Die SPD hat noch weitere Kritikpunkte. In der Antwort auf ihre Landtagsanfrage erklärt das Innenministerium, dass es bei den Kontrollen der Corona-Maßnahmen erhebliche regionale Unterschiede gibt. Die Antwort liegt der "Heilbronner Stimme" vor.

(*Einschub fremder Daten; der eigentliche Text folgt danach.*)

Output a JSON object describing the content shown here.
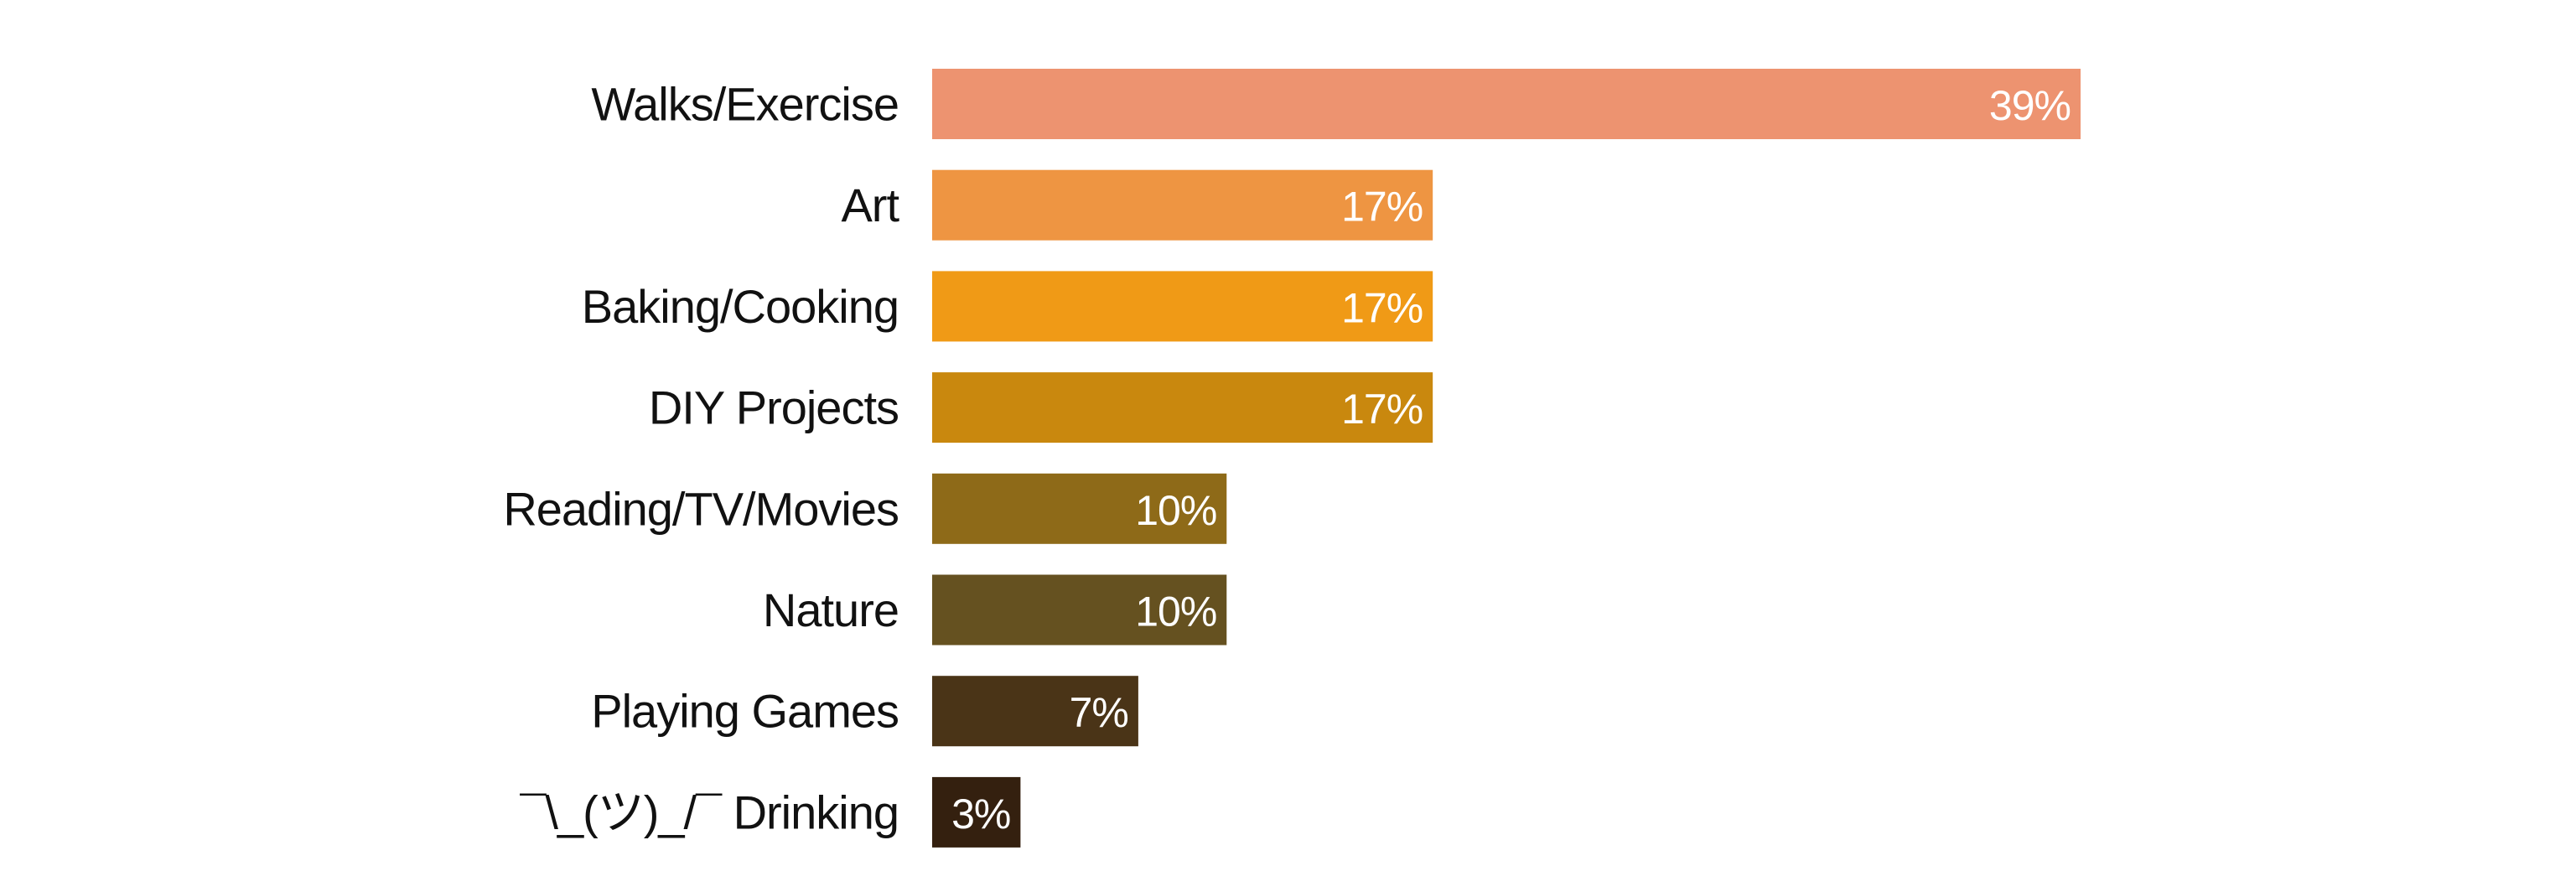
{
  "chart_data": {
    "type": "bar",
    "orientation": "horizontal",
    "categories": [
      "Walks/Exercise",
      "Art",
      "Baking/Cooking",
      "DIY Projects",
      "Reading/TV/Movies",
      "Nature",
      "Playing Games",
      "¯\\_(ツ)_/¯ Drinking"
    ],
    "values": [
      39,
      17,
      17,
      17,
      10,
      10,
      7,
      3
    ],
    "value_labels": [
      "39%",
      "17%",
      "17%",
      "17%",
      "10%",
      "10%",
      "7%",
      "3%"
    ],
    "colors": [
      "#ED9370",
      "#EE9542",
      "#F09A16",
      "#C9880E",
      "#8E6A18",
      "#655120",
      "#4A3417",
      "#34200F"
    ],
    "xlim": [
      0,
      39
    ],
    "grid": false,
    "legend": "none"
  }
}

So wurden im November und Dezember 2021 die Schwerpunktkontrollen sehr uneinheitlich umgesetzt. Während bei einer zweitägigen Kontrolle in den Kreisen Ludwigsburg und Böblingen 225 Beamte im Einsatz waren, sind es bei einer dreitägigen Kontrolle in den Kreisen Breisgau-Hochschwarzwald, Lörrach und Freiburg nur 22 gewesen. Noch weniger waren es an drei Tagen in den Kreisen Sigmaringen, Bodensee und Ravensburg mit 14 Polizisten. "Innenminister Strobl muss dafür Sorge tragen, dass es eine gleichlaufende Kontrolldichte im gesamten Land gibt. Sollte dies mit mangelnden Kapazitäten zusammenhängen, trägt er als Innenminister die Verantwortung dafür, die Polizei vor Ort in die Lage zu versetzen, Kontrollen im notwendigen Umfang durchführen zu können", sagt SPD-Innenexperte Sascha Binder. Ein Sprecher Strobls erklärt, die Polizeipräsidien führten die Kontrollen eigenmächtig durch, da sie die Lage vor Ort besser einschätzen könnten.

 


Proteste am vergangenen Wochenende

Am vergangenen Wochenende nahmen an den landesweiten Versammlungen mit Bezug zur Corona-Pandemie 23.700 Personen teil. Neben den Protesten gegen die Maßnahmen zur Eindämmung der Corona-Pandemie fanden in vier Städten auch Gegendemonstrationen statt. Die Versammlungen blieben weit überwiegend friedlich. Am Samstag fand die größte Versammlung mit etwa 6000 Teilnehmern in Freiburg statt. Am Sonntag kamen in Baden-Baden rund 1300 Menschen zusammen. Die größte Versammlung an diesem Tag.